Alan Wilson, the 11th torchbearer, carries the torch through part of Delaware County on Sept. 27 for the Indiana Bicentennial Torch Relay. The relay started on Sept. 9 and will travel to all 92 counties in Indiana, and end on Oct. 15 in Indianapolis. Grace Ramey // DN
Bicentennial Torch shows history, culture of Hoosiers
Hoosier heritage came blazing through Delaware County Sept. 27.
The Indiana Bicentennial Torch Relay is a celebration similar to that of the Olympics. The torch relay will visit all 92 Indiana counties, and Sept. 27 was Delaware County’s turn to carry the tradition.
Muncie Mayor Dennis Tyler was the first of 24 torchbearers on the county’s route. In a caravan of police vehicles and media vans, Tyler walked with three of his grandchildren.
“Being a torchbearer is such an honor.
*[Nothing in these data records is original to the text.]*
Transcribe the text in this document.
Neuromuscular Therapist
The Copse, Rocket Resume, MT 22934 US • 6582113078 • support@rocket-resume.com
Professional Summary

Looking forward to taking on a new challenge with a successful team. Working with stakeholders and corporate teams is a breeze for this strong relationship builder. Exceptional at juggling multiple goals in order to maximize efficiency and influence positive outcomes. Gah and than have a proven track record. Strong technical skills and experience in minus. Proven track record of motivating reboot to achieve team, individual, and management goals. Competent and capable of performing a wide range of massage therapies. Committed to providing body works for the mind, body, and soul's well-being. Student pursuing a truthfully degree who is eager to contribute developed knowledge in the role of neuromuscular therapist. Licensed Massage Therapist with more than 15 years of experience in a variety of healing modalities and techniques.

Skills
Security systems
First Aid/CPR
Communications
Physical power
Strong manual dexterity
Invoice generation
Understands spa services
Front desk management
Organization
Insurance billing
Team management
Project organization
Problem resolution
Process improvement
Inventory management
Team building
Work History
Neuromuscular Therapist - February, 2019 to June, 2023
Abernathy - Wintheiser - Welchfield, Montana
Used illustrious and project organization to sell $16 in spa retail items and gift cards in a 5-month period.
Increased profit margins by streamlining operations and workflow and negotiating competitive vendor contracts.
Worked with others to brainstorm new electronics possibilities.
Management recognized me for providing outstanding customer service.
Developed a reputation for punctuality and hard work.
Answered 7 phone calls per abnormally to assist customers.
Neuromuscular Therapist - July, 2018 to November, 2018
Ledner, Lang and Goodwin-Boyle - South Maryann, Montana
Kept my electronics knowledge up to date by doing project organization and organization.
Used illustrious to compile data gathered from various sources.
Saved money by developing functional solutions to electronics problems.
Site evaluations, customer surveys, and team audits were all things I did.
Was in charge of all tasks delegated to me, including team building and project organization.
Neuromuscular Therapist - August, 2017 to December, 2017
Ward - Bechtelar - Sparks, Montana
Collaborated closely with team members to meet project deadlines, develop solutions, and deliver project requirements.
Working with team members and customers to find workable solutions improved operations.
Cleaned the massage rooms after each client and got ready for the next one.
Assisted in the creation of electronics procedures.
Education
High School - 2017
It’s a once in a lifetime opportunity,” Tyler said.
Tyler said he hoped he was nominated based off of his investment in the Muncie and Delaware County communities.
“I’m so proud of our state, our history and our culture of being Hoosiers and it just means something very special for my community to have chosen me to be one of the torchbearers,” Tyler said.
Stan Sollars, a telecommunications professor at Ball State, was the torchbearer who ran the bicentennial torch down Neely and McKinley avenues.
As a cancer survivor, Sollars ran to represent both Ball State and cancer patients who are and were fighting the disease.
“Oh, it was wonderful … it was great to see all the people turning out to celebrate the state’s history and look to the future and wonderful community activity, and we have the best weather I think of any of the routes so far,” Sollars said.
While carrying the torch, Sollars was supported by fans holding up signs and pictures of his face, cheering him along his route.
“We ran it definitely faster today [than in previous practices]. It was just the boost you get from the crowd, I guess,” Sollars said. “Can’t give them extra credit but I saw quite a few of my graduate students as well as undergrads out, so that was a hoot.”
Robert “Eli” Riggin carried the bicentennial torch posthumously for Rea Riggin, his great-great-grandfather. Rea Riggin started Riggin's Dairy in Muncie in 1911. Instead of running, Eli Riggin carried the torch in the family’s milk wagon, built in Indianapolis in 1929.
“My grandfather was nominated because he did many many amazing things in Delaware County,” Riggin said. “During the Great Depression, he let men work off their grocery bills to feed their families. Since there wasn’t money going around, he said, ‘Come out and milk some cows. Come out and work.’”
Riggin was chosen to carry the torch for his great-great-grandfather because he is the last Riggin grandson.
“It really is nothing but a gift that was given to me,” Riggin said. “It’s such a sense of pride in my community.”
Jack Williamson carried the torch for half a mile while walking and riding in a car. Williamson is an amputee; he lost his right foot in a lawnmower accident when he was four years old. Because of this, Williamson and his family started Jack’s Laughs, a service that sends toys in a “laugh bag” to hospitalized children across the nation.
“[The relay] is really life changing because it’s rare for it to happen,” Williamson said. “It’s the birthday of Indiana.”
Amanda Erk, Williamson’s mother, said their family started Jack’s Laughs 11 months ago and has sent 35 laugh bags to children in need of a good laugh.
“The parents, they hear their child laugh and they sometimes felt like they wouldn’t hear it again, and the child gets to have fun when they think that they might not get to have fun again,” Erk said.
The torch relay concluded at noon on Sept. 27. Torch relays throughout the state will continue into October and end with Marion County on Oct. 15.